Monday, February 9, 2015

Bully

Jack and I were walking the dog last night and we were talking about bullying.  I didn't recall much bullying of kids when I was in elementary, middle or high school.  Jack seems to think it must have existed, and I didn't notice.  I didn't notice the boys pushing and shoving each other around.  I got in the conversation about bullying this morning with my neighbor as we crossed paths on the morning dog walk.  I told him we saw The Imitation Game this weekend about Alan Turing, the man who is credited with developing the universal machine, or the basis of the modern computer.  Some of the criticism of the movie is that Alan really wasn't a bully in the workplace, but was in fact a nice, affable, guy.  No doubt he was odd, but not really the jerk he was portrayed to be.  A few months ago, I started reading Alan Turing: The Enigma by Andrew Hodges.  Alan was significantly bullied at boarding school.  It seems that bullying is de rigueur in boarding schools.  The New Yorker recently had an article about a man who tracked down the boy who bullied him at board school.  The bully could not remember bullying the author of the article -- he only remembered how he himself was bullied at school.

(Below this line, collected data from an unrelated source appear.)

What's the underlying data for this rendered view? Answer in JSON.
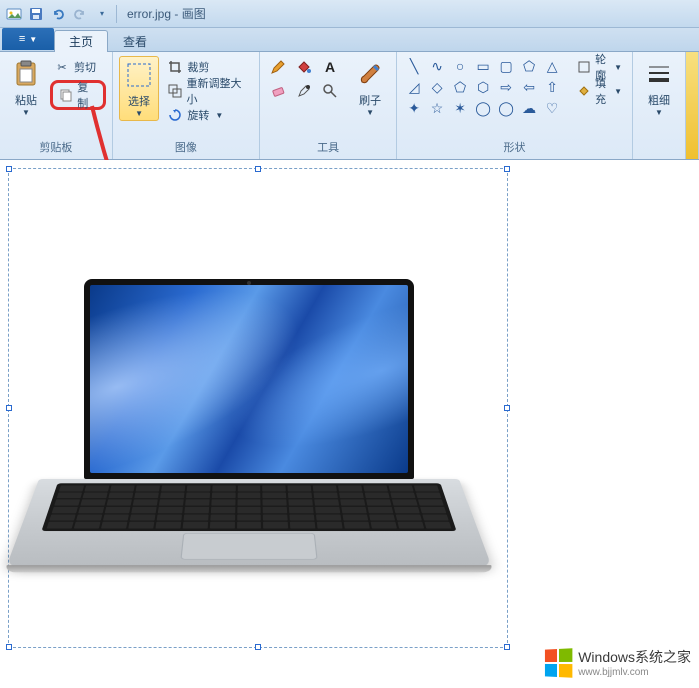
{
  "titlebar": {
    "filename": "error.jpg",
    "appname": "画图"
  },
  "tabs": {
    "file_icon": "≡",
    "home": "主页",
    "view": "查看"
  },
  "ribbon": {
    "clipboard": {
      "label": "剪贴板",
      "paste": "粘贴",
      "cut": "剪切",
      "copy": "复制"
    },
    "image": {
      "label": "图像",
      "select": "选择",
      "crop": "裁剪",
      "resize": "重新调整大小",
      "rotate": "旋转"
    },
    "tools": {
      "label": "工具",
      "brush": "刷子"
    },
    "shapes": {
      "label": "形状",
      "outline": "轮廓",
      "fill": "填充"
    },
    "thickness": {
      "label": "粗细"
    }
  },
  "watermark": {
    "main": "Windows系统之家",
    "sub": "www.bjjmlv.com"
  }
}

I digress.  I started thinking about this one kid in my elementary school who was considered a bully.  I was telling Jack last night that this guy Jake was kind of a jerk.  No one really liked him, and he had no friends.  He wasn't so much a kid who pushed of shoved other kids.  The modern definition of bullying is intimidating or trying to over power someone.  This guy was mostly a loud mouth and annoying, yet kids thought he was a bully.  He was bigger than everyone else by a head or so, and he had that tough guy look.  He wore the same clothes everyday -- a white t-shirt, but more of the lightweight underwear type.  His eyes were slightly crossed, not horribly, and he had a furrowed brow, which made him look like he was trying to be mad.  He probably did do something rotten to some kid along the way, and the rest of the class thought Jake was a jerk.  I think he threatened to punch kids once in a while, but I don't think he ever did.  We were rather open about our disdain for his behavior, making up little songs to make fun of him.  Maybe we imagined he threatened kids to justify our mean songs about him.

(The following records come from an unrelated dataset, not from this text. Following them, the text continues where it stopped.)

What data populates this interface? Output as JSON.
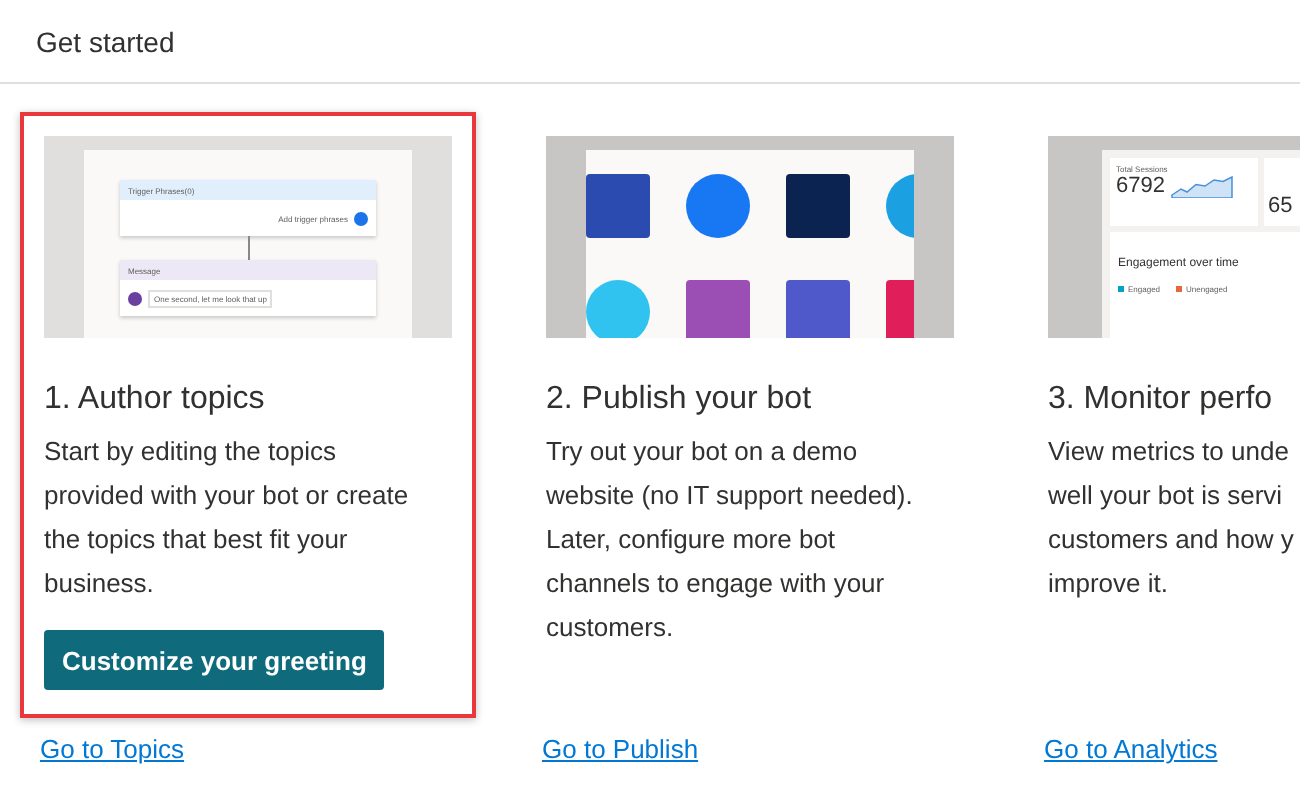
{
  "header": {
    "title": "Get started"
  },
  "cards": [
    {
      "kind": "topics",
      "selected": true,
      "title": "1. Author topics",
      "description": "Start by editing the topics\nprovided with your bot or create\nthe topics that best fit your\nbusiness.",
      "button": "Customize your greeting",
      "link": "Go to Topics",
      "thumbnail": {
        "trigger_title": "Trigger Phrases(0)",
        "trigger_action": "Add trigger phrases",
        "message_title": "Message",
        "message_text": "One second, let me look that up"
      }
    },
    {
      "kind": "publish",
      "selected": false,
      "title": "2. Publish your bot",
      "description": "Try out your bot on a demo\nwebsite (no IT support needed).\nLater, configure more bot\nchannels to engage with your\ncustomers.",
      "link": "Go to Publish",
      "thumbnail": {
        "channels": [
          {
            "color": "#2b4bb0"
          },
          {
            "color": "#1877f2"
          },
          {
            "color": "#0b2350"
          },
          {
            "color": "#1ba1e2"
          },
          {
            "color": "#31c3f0"
          },
          {
            "color": "#9b4fb5"
          },
          {
            "color": "#5059c9"
          },
          {
            "color": "#e01e5a"
          }
        ]
      }
    },
    {
      "kind": "analytics",
      "selected": false,
      "title": "3. Monitor perfo",
      "description": "View metrics to unde\nwell your bot is servi\ncustomers and how y\nimprove it.",
      "link": "Go to Analytics",
      "thumbnail": {
        "metric_label": "Total Sessions",
        "metric_value": "6792",
        "second_value": "65",
        "chart_title": "Engagement over time",
        "legend": [
          {
            "label": "Engaged",
            "color": "#00a3c4"
          },
          {
            "label": "Unengaged",
            "color": "#e8663c"
          }
        ]
      }
    }
  ]
}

This morning as I was talking to my neighbor about The Imitation Game, we got on the subject of bullying.  I told him about the New Yorker article, and I thought again of Jake, the boy I knew in elementary school.  I seem to recall that Jake was not the best student, perhaps he struggled.  He ended up switching to a different elementary school, where word has it he ended up doing fine, making friends and the like.  

Now as a parent, standing on the corner thousands of miles away from where I grew up, I started thinking of Jake as if he were a student in my kids' school.  He might have had a learning disability that went undiagnosed.  Perhaps he had a hard home life.  Maybe his dad was an alcoholic, or his parents couldn't afford any clothes other than the three pack of Fruit of the Loom sold at Kmart.  

I started to think that maybe we were the bullies, the entire class who mocked and teased this boy.   We thought he was a jerk, so he was generally excluded from recess and lunch games.  I suppose his social skills were mediocre, and the only way he might have known to connect was through being tough.  I thought, "Well I am girl.  I don't have to be his friend or nice to him.  It isn't expected of me."  We weren't as bad as a boarding school, but in a way weren't much better.  Here was a kid who didn't fit in, and all of us turned against him.  No one gave him a chance to be his friend.  Granted, he brought some of this on himself, but we didn't help.

My whole elementary class wasn't completely crappy.  When we were in third grade, an administrator from the district came to school and told us that we were chosen to have Alex in our class.  Alex was a special kid, different from others.  The district had to be very selective about which class could have Alex.  They needed students who would be kind, understanding and patient with Alex.  Our class was picked to be best out of all of the elementary schools around.  Alex had braces on his legs and some behavioral issues.  We all were nice to Alex because we were chosen, selected to have him.  Instead of laughing at Alex, we laughed with him.  We didn't have hot lunches at my school, so the PTA every few months would sponsor "Hamburger Day" where the moms would order a few hundred plain hamburgers from McDonalds and a similar number of individual size bags of Jay's potato chips.  The bags of chips were puffed up with air.  I remember Alex saying, "Hey, watch this!" as he pounded his fist against the bag of chips.  The bag exploded, and little shards of salty and greasy chips went flying everywhere.  I was a goody two-shoes who never stepped out of line, and I thought this was the funniest thing ever.  I imagine the room parents were highly annoyed at the mess, but the kids thought it was hilarious.  Even as an adult, I think it is funny.

When I got home from my morning walk with Fox, I googled Jake to see if I could find him.  I found his profile on Facebook, and found that he was friends with several kids from my elementary school.  I moved from suburban Chicago to Ohio when I was twelve.  I didn't go to middle or high school with this group of kids, so I never heard the rest of Jake's story.  Somewhere along the way, he got a second chance, not just from the teachers and schools, but from the kids.  I am glad they gave it to him.